The Aggies paid a return visit that night to the same steakhouse, at Ward's request, and were joined this time by his family. The Association of Former Students had equipped Wilson with a cache of branded A&M and Aggie Network swag for the event, and it was distributed to Ward's children, Mayla, named after David's mother, and James, named after Jim Owen, David's "ol' lady" (roommate) for all four of his years in the Corps.
David Ward and James Owen: Class of 1989, Aggie bandsmen, and four-year roommates.
As Sunday evening concluded, Owen led a prayer, with the Aggies gathered around each other with David in the middle, Wilson said. The Aggies departed Spokane on varying schedules, but some were able to have additional visits with Ward on Monday before leaving town.
"Life has a way of happening where you move along to the next moment not knowing what will occur next," Wilson said. "If we had known that this would be our last time to see our friend, we would have never left his side."
In an email to the members of the group, Alan Noell wrote, "We received word that David passed away suddenly last night [May 4]. David has handled his ALS stoically, maintained his humor, and lived his remaining years for his kids. We had a lot of great discussions and stories this weekend, but on the serious side, David eloquently described where he has been with this disease, where's he is at, and where he was headed. David was really looking forward to this weekend, and it meant a lot to him and his family. A parting gift is that he brought us a little closer."
Wilson offered a simple epitaph for his Aggie friend of more than 30 years: "David was the epitome of soldier, statesman, knightly gentleman."
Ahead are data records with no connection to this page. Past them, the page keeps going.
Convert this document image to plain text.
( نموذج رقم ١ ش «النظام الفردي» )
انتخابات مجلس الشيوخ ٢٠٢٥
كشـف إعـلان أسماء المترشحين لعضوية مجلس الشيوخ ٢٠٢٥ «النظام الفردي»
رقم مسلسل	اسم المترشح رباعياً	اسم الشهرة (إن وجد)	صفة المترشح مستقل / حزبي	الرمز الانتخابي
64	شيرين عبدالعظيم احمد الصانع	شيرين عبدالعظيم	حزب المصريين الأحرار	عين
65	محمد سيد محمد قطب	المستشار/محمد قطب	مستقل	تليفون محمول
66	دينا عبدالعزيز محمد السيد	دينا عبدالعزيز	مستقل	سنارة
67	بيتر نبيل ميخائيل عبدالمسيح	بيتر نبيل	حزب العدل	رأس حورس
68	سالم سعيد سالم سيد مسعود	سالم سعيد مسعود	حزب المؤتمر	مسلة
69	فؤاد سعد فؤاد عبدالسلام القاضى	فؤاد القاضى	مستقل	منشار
David Earl Ward is survived by his wife, Elke; his children, Mayla and James; his father, Gary (and spouse Lynnette); his sister, Pennee Schmitt '91 (and spouse Michael Schmidt '91); and his niece, Sydney.
He was buried with military honors at the Washington State Veterans Cemetery on May 19, where Jim Owen eulogized David and fellow Aggie bandsman Jeff Starr played Taps at the funeral.
A memorial Corps of Cadets scholarship has been established with the Texas A&M Foundation to recognize the lifetime of spirit, service, and support that David demonstrated to A&M. Gifts can be made online at www.txamfoundation.com/give.aspx. Select the "unlisted account" option and input "CDR David Earl Ward '89 Memorial Corps of Cadets Scholarship, 0436298."